Demonstration targets bill that would ban menthol cigarettes

By Faith Petrie, Contributing Writer

LOS ANGELES — A bill that would ban the sale of flavored tobacco products in California was the subject of a small demonstration Aug. 20 in downtown Los Angeles.

About 100 criminal justice, homeless and substance recovery advocates walked the streets surrounding the Ronald Reagan State Building, hoping to raise awareness about Senate Bill 793.

The bill would prohibit any tobacco retailer and vending machines in California from selling flavored tobacco products including e-cigarettes and other vaping devices.

Hookah tobacco retailers are not affected by SB 793. Many of the protesters oppose the portion of the bill that also would ban menthol-flavored cigarettes.

Armed with signs and water bottles — and with many wearing protective masks — most demonstrators wore T-shirts that read, “SB 793 is racist!”

The march was led by Neighborhood Forward’s Los Angeles chapter, a national advocacy group that focuses on amplifying vulnerable and marginalized groups through legislative action. Demonstrators constantly chanted, “SB 793 is a bad bill.”

The Rev. William D. Smart Jr. of Christ Liberation Ministries, who is also the head of the Los Angeles chapter of the Southern Christian Leadership Conference, said the bill “criminalizes the sell of menthol” cigarettes.

SB 793 follows the Stop Tobacco Access to Kids Enforcement (STAKE) Act, a measure that ended the selling of tobacco products to people under the age of 21 years old and went into effect in 1995.

State Sen. Jerry Hill introduced SB 793 in the state Legislature at the beginning of the year, hoping to further the end of tobacco use in children.

“Big tobacco makes its money by exploiting the vulnerable: our children, our youth and our communities who are already burdened by grave health disparities,” Hill said in a media advisory. “Big tobacco is a deadly predator and it is time to end its abuse.”

The state Senate passed SB 793 in June and it is now being considered in the Assembly.

The Centers for Disease Control and Prevention (CDC) reports that most adult African-American smokers use menthol cigarettes, 93% saying they first started smoking with menthol cigarettes compared to 44% of whites.

“We’re not here as advocates of cigarette smoking,” Smart said. “We believe people shouldn’t smoke. We believe there should be educational programs, but at the same time [this bill is] racist” and discriminationatory.

The group cites the death of Eric Garner, a Black man killed by New York police officers after being placed in a chokehold during an attempted arrest in 2014 as a source objection to the bill.
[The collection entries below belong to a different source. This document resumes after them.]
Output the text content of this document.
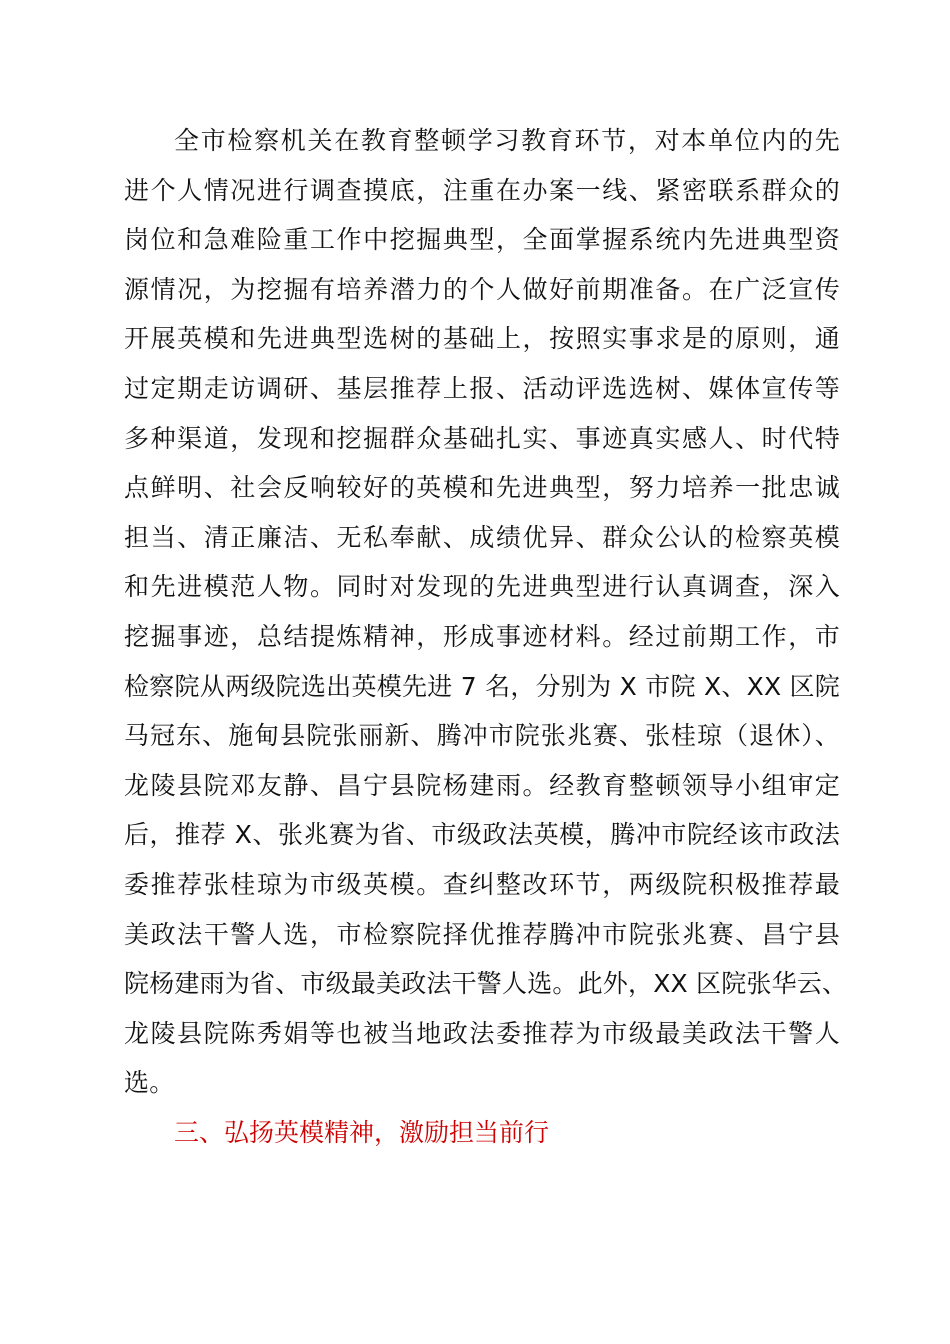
全市检察机关在教育整顿学习教育环节，对本单位内的先
进个人情况进行调查摸底，注重在办案一线、紧密联系群众的
岗位和急难险重工作中挖掘典型，全面掌握系统内先进典型资
源情况，为挖掘有培养潜力的个人做好前期准备。在广泛宣传
开展英模和先进典型选树的基础上，按照实事求是的原则，通
过定期走访调研、基层推荐上报、活动评选选树、媒体宣传等
多种渠道，发现和挖掘群众基础扎实、事迹真实感人、时代特
点鲜明、社会反响较好的英模和先进典型，努力培养一批忠诚
担当、清正廉洁、无私奉献、成绩优异、群众公认的检察英模
和先进模范人物。同时对发现的先进典型进行认真调查，深入
挖掘事迹，总结提炼精神，形成事迹材料。经过前期工作，市
检察院从两级院选出英模先进 7 名，分别为 X 市院 X、XX 区院
马冠东、施甸县院张丽新、腾冲市院张兆赛、张桂琼（退休）、
龙陵县院邓友静、昌宁县院杨建雨。经教育整顿领导小组审定
后，推荐 X、张兆赛为省、市级政法英模，腾冲市院经该市政法
委推荐张桂琼为市级英模。查纠整改环节，两级院积极推荐最
美政法干警人选，市检察院择优推荐腾冲市院张兆赛、昌宁县
院杨建雨为省、市级最美政法干警人选。此外，XX 区院张华云、
龙陵县院陈秀娟等也被当地政法委推荐为市级最美政法干警人
选。
三、弘扬英模精神，激励担当前行
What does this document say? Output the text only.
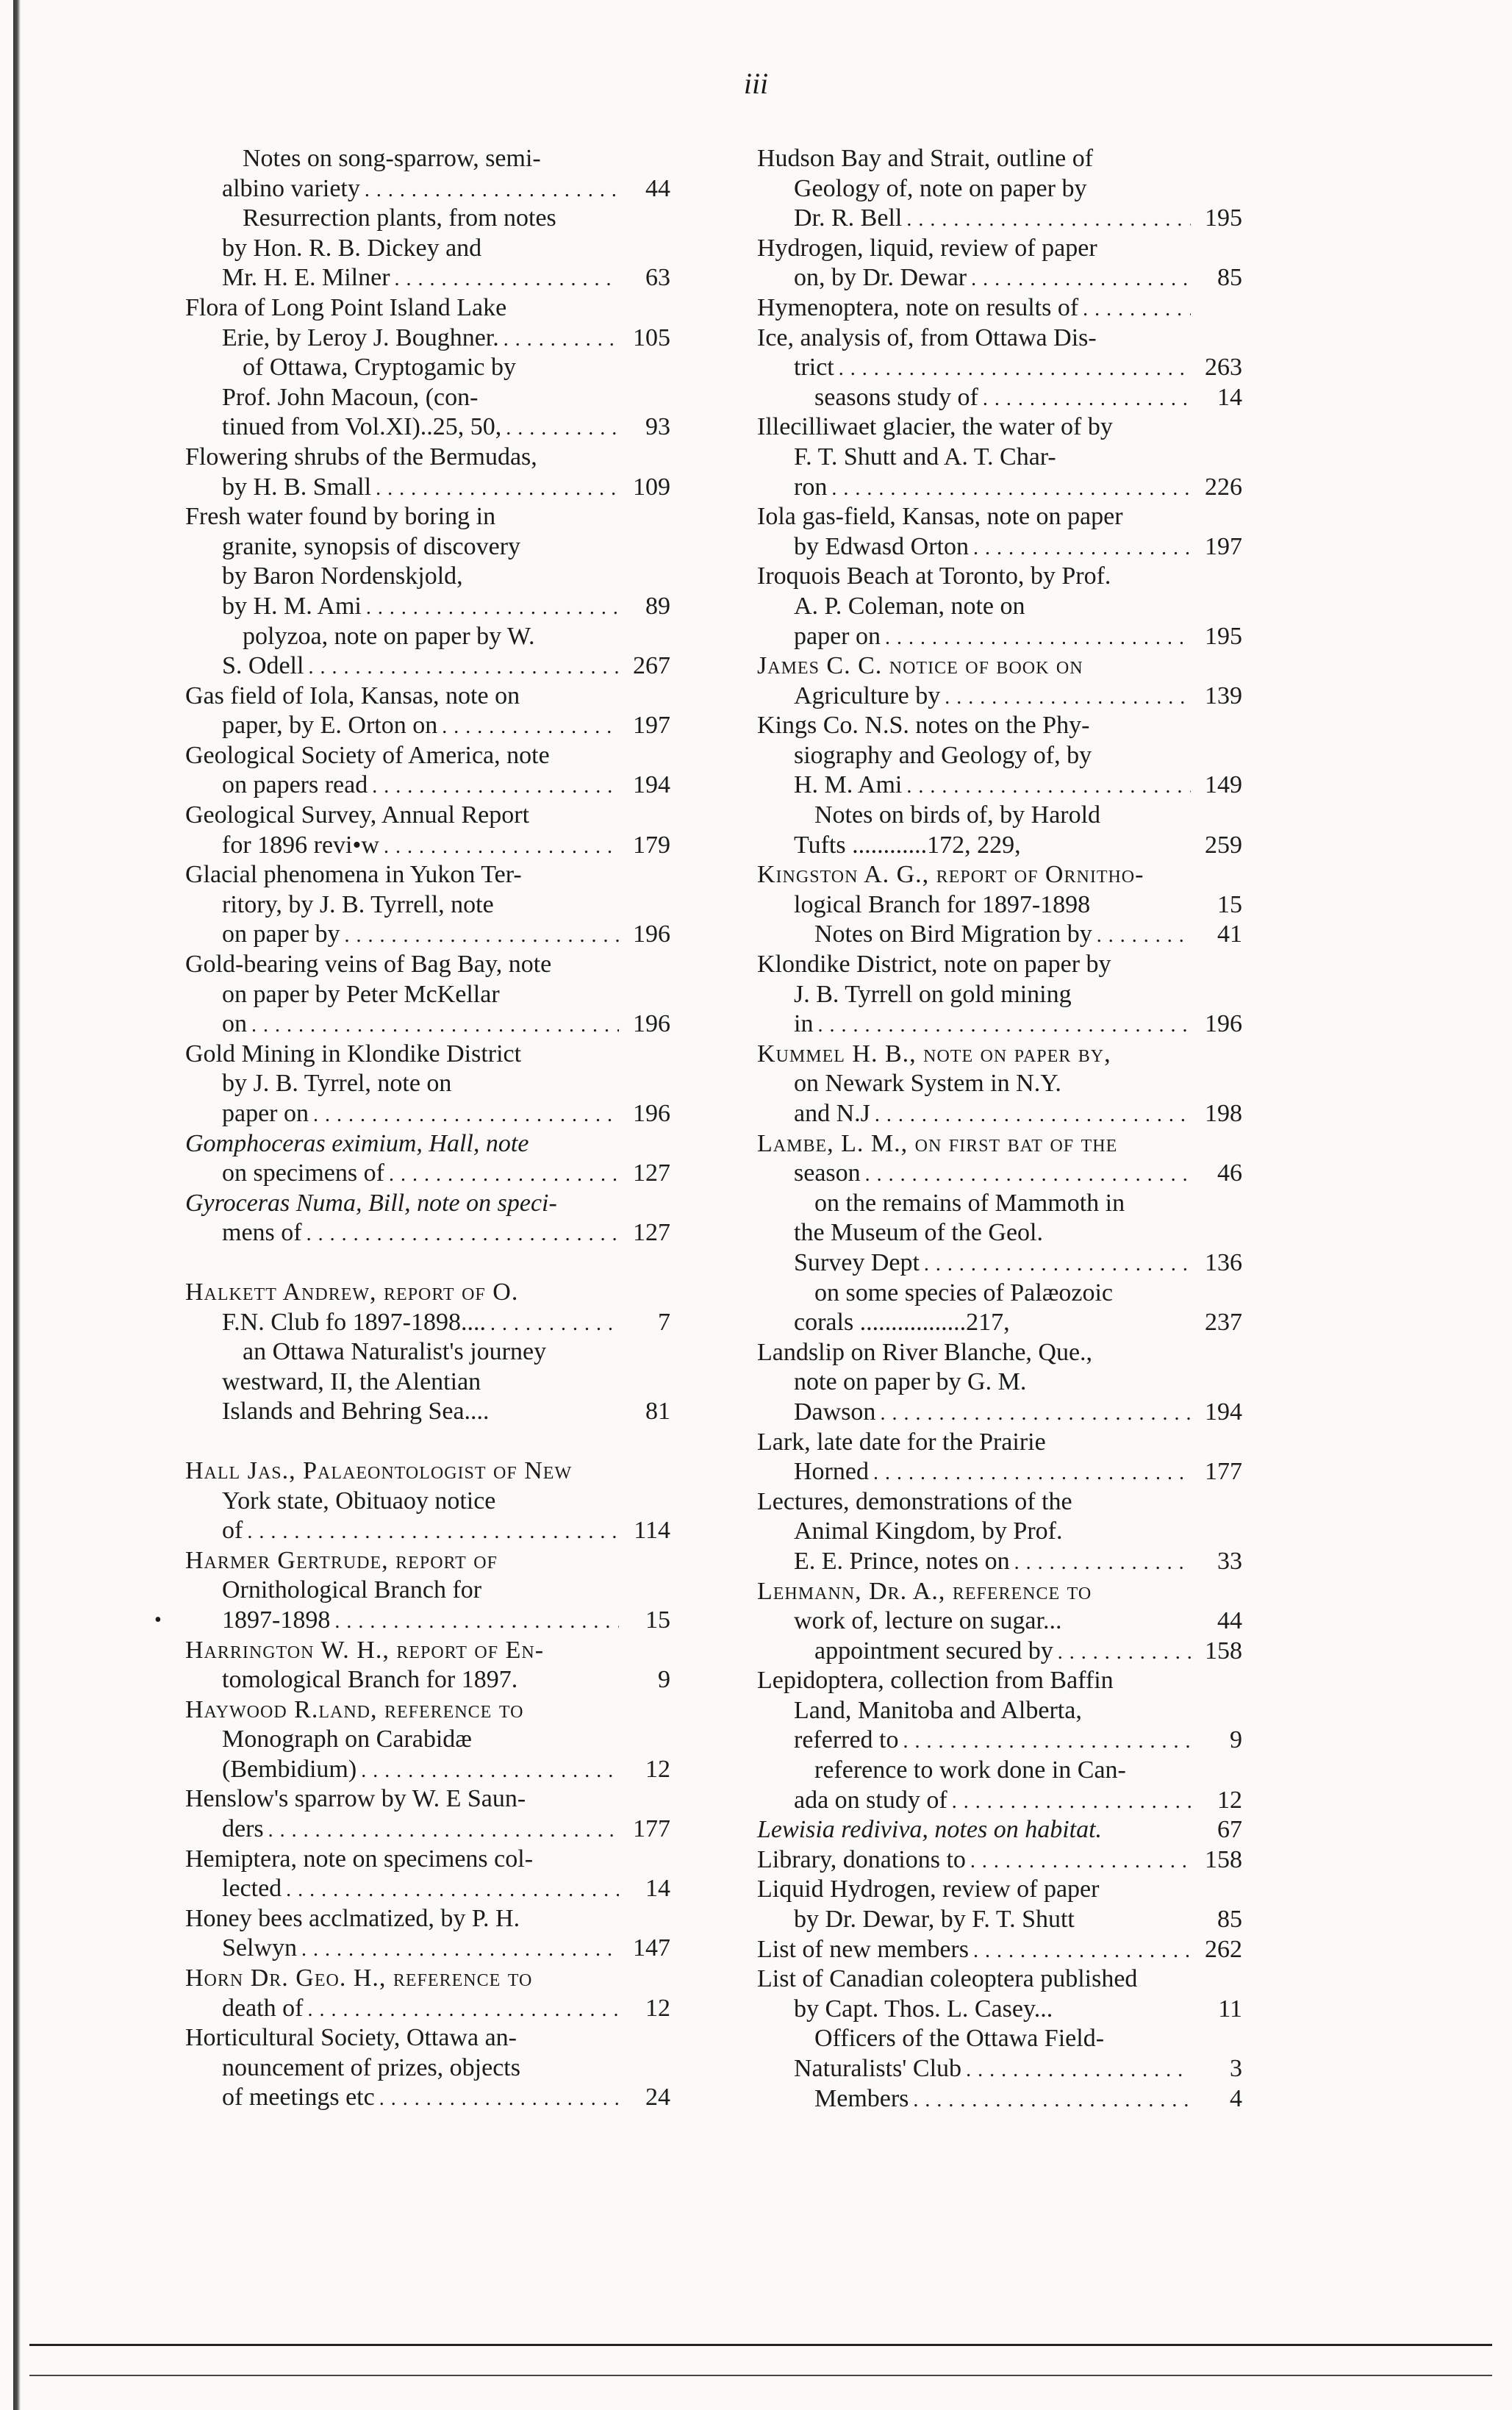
iii
Notes on song-sparrow, semi-
albino variety . .	44
Resurrection plants, from notes
by Hon. R. B. Dickey and
Mr. H. E. Milner . .	63
Flora of Long Point Island Lake
Erie, by Leroy J. Boughner. . .	105
of Ottawa, Cryptogamic by
Prof. John Macoun, (con-
tinued from Vol.XI)..25, 50, . .	93
Flowering shrubs of the Bermudas,
by H. B. Small . .	109
Fresh water found by boring in
granite, synopsis of discovery
by Baron Nordenskjold,
by H. M. Ami . .	89
polyzoa, note on paper by W.
S. Odell . .	267
Gas field of Iola, Kansas, note on
paper, by E. Orton on . .	197
Geological Society of America, note
on papers read . .	194
Geological Survey, Annual Report
for 1896 revi•w . .	179
Glacial phenomena in Yukon Ter-
ritory, by J. B. Tyrrell, note
on paper by . .	196
Gold-bearing veins of Bag Bay, note
on paper by Peter McKellar
on . .	196
Gold Mining in Klondike District
by J. B. Tyrrel, note on
paper on . .	196
Gomphoceras eximium, Hall, note
on specimens of . .	127
Gyroceras Numa, Bill, note on speci-
mens of . .	127
Halkett Andrew, report of O.
F.N. Club fo 1897-1898.... . .	7
an Ottawa Naturalist's journey
westward, II, the Alentian
Islands and Behring Sea....	81
Hall Jas., Palaeontologist of New
York state, Obituaoy notice
of . .	114
Harmer Gertrude, report of
Ornithological Branch for
1897-1898 . .	15
Harrington W. H., report of En-
tomological Branch for 1897.	9
Haywood R.land, reference to
Monograph on Carabidæ
(Bembidium) . .	12
Henslow's sparrow by W. E Saun-
ders . .	177
Hemiptera, note on specimens col-
lected . .	14
Honey bees acclmatized, by P. H.
Selwyn . .	147
Horn Dr. Geo. H., reference to
death of . .	12
Horticultural Society, Ottawa an-
nouncement of prizes, objects
of meetings etc . .	24
Hudson Bay and Strait, outline of
Geology of, note on paper by
Dr. R. Bell . .	195
Hydrogen, liquid, review of paper
on, by Dr. Dewar . .	85
Hymenoptera, note on results of
. .
Ice, analysis of, from Ottawa Dis-
trict . .	263
seasons study of . .	14
Illecilliwaet glacier, the water of by
F. T. Shutt and A. T. Char-
ron . .	226
Iola gas-field, Kansas, note on paper
by Edwasd Orton . .	197
Iroquois Beach at Toronto, by Prof.
A. P. Coleman, note on
paper on . .	195
James C. C. notice of book on
Agriculture by . .	139
Kings Co. N.S. notes on the Phy-
siography and Geology of, by
H. M. Ami . .	149
Notes on birds of, by Harold
Tufts ............172, 229,	259
Kingston A. G., report of Ornitho-
logical Branch for 1897-1898	15
Notes on Bird Migration by . .	41
Klondike District, note on paper by
J. B. Tyrrell on gold mining
in . .	196
Kummel H. B., note on paper by,
on Newark System in N.Y.
and N.J . .	198
Lambe, L. M., on first bat of the
season . .	46
on the remains of Mammoth in
the Museum of the Geol.
Survey Dept . .	136
on some species of Palæozoic
corals .................217,	237
Landslip on River Blanche, Que.,
note on paper by G. M.
Dawson . .	194
Lark, late date for the Prairie
Horned . .	177
Lectures, demonstrations of the
Animal Kingdom, by Prof.
E. E. Prince, notes on . .	33
Lehmann, Dr. A., reference to
work of, lecture on sugar...	44
appointment secured by . .	158
Lepidoptera, collection from Baffin
Land, Manitoba and Alberta,
referred to . .	9
reference to work done in Can-
ada on study of . .	12
Lewisia rediviva, notes on habitat.	67
Library, donations to . .	158
Liquid Hydrogen, review of paper
by Dr. Dewar, by F. T. Shutt	85
List of new members . .	262
List of Canadian coleoptera published
by Capt. Thos. L. Casey...	11
Officers of the Ottawa Field-
Naturalists' Club . .	3
Members . .	4
•
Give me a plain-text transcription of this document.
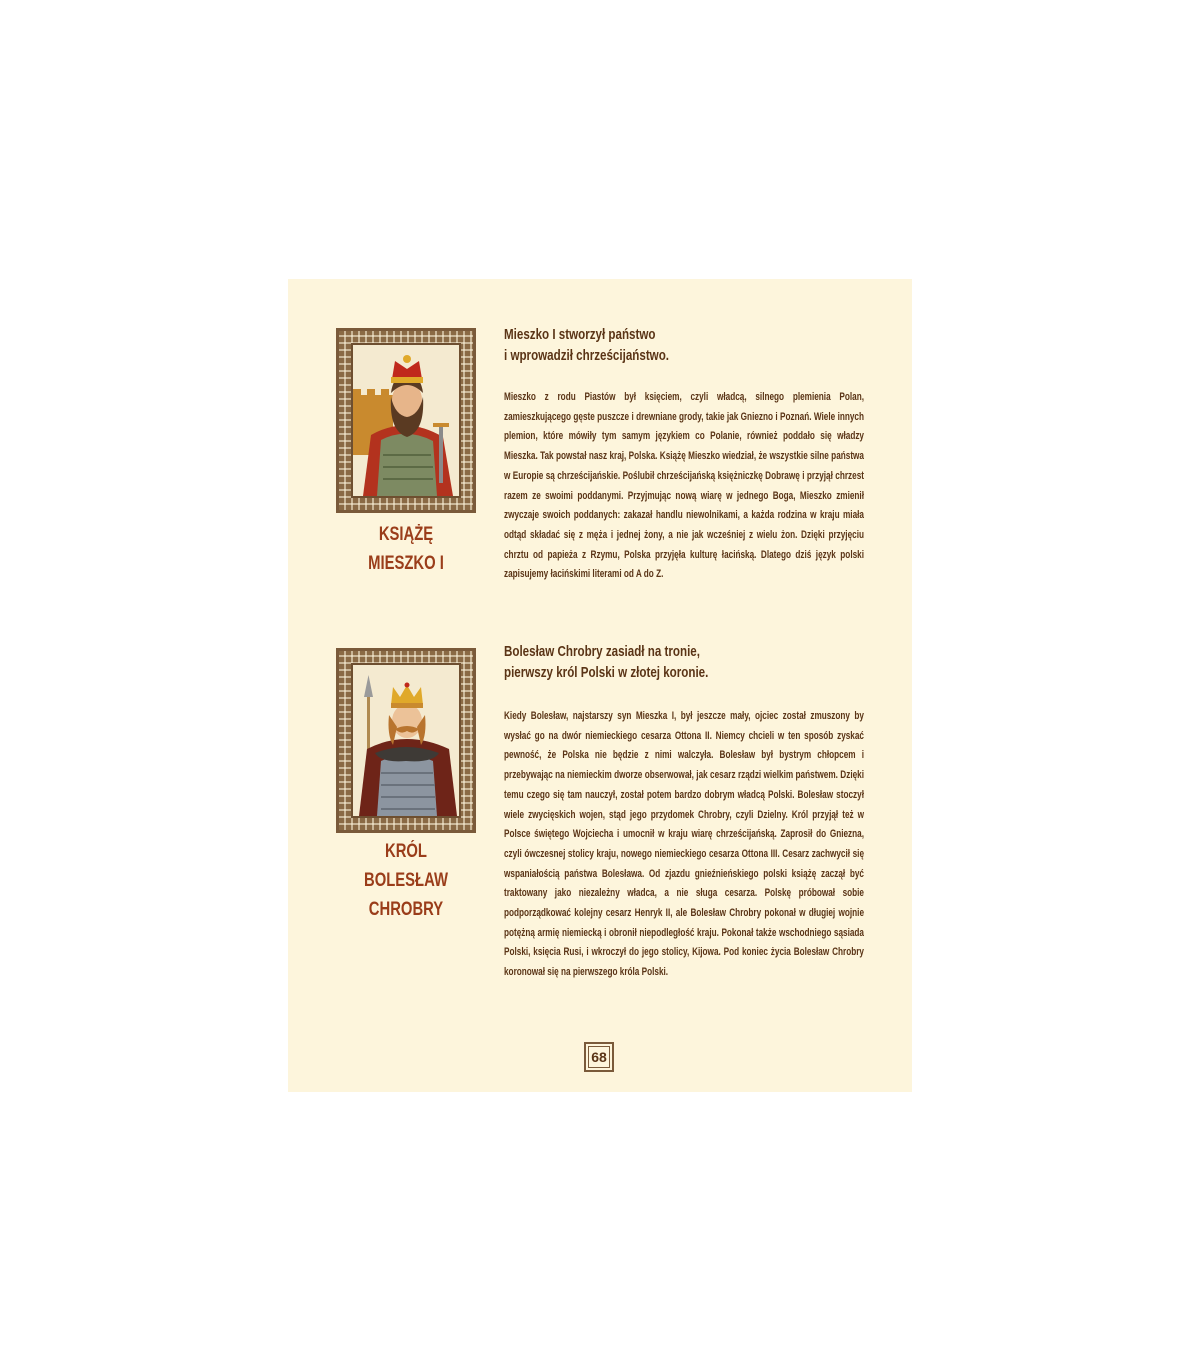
KSIĄŻĘ
MIESZKO I
Mieszko I stworzył państwo
i wprowadził chrześcijaństwo.
Mieszko z rodu Piastów był księciem, czyli władcą, silnego plemienia Polan, zamieszkującego gęste puszcze i drewniane grody, takie jak Gniezno i Poznań. Wiele innych plemion, które mówiły tym samym językiem co Polanie, również poddało się władzy Mieszka. Tak powstał nasz kraj, Polska. Książę Mieszko wiedział, że wszystkie silne państwa w Europie są chrześcijańskie. Poślubił chrześcijańską księżniczkę Dobrawę i przyjął chrzest razem ze swoimi poddanymi. Przyjmując nową wiarę w jednego Boga, Mieszko zmienił zwyczaje swoich poddanych: zakazał handlu niewolnikami, a każda rodzina w kraju miała odtąd składać się z męża i jednej żony, a nie jak wcześniej z wielu żon. Dzięki przyjęciu chrztu od papieża z Rzymu, Polska przyjęła kulturę łacińską. Dlatego dziś język polski zapisujemy łacińskimi literami od A do Z.
KRÓL
BOLESŁAW
CHROBRY
Bolesław Chrobry zasiadł na tronie,
pierwszy król Polski w złotej koronie.
Kiedy Bolesław, najstarszy syn Mieszka I, był jeszcze mały, ojciec został zmuszony by wysłać go na dwór niemieckiego cesarza Ottona II. Niemcy chcieli w ten sposób zyskać pewność, że Polska nie będzie z nimi walczyła. Bolesław był bystrym chłopcem i przebywając na niemieckim dworze obserwował, jak cesarz rządzi wielkim państwem. Dzięki temu czego się tam nauczył, został potem bardzo dobrym władcą Polski. Bolesław stoczył wiele zwycięskich wojen, stąd jego przydomek Chrobry, czyli Dzielny. Król przyjął też w Polsce świętego Wojciecha i umocnił w kraju wiarę chrześcijańską. Zaprosił do Gniezna, czyli ówczesnej stolicy kraju, nowego niemieckiego cesarza Ottona III. Cesarz zachwycił się wspaniałością państwa Bolesława. Od zjazdu gnieźnieńskiego polski książę zaczął być traktowany jako niezależny władca, a nie sługa cesarza. Polskę próbował sobie podporządkować kolejny cesarz Henryk II, ale Bolesław Chrobry pokonał w długiej wojnie potężną armię niemiecką i obronił niepodległość kraju. Pokonał także wschodniego sąsiada Polski, księcia Rusi, i wkroczył do jego stolicy, Kijowa. Pod koniec życia Bolesław Chrobry koronował się na pierwszego króla Polski.
68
Garner was being arrested on charges of selling loose, untaxed cigarettes, the entire incident filmed by a bystander.

Gio Galarza, executive director of I Love Homeless L.A., fears that SB 793 would encourage minorities to be faced with unnecessary confrontations with the police.

“[SB 793] has good [intentions] but it also has bad [intentions] because the bad [intentions are] that it would [discriminate] — it’s a sort of racism to give probable cause to law enforcement officers to arrest our community, our youth, our veterans,” Galarza said.

“Why would we want to create more crimes? Why would we want to criminalize our people and put them in jail when we could probably help them get a scholarship in school and go to school and be a normal human being to society versus oppressing them?” Galarza said.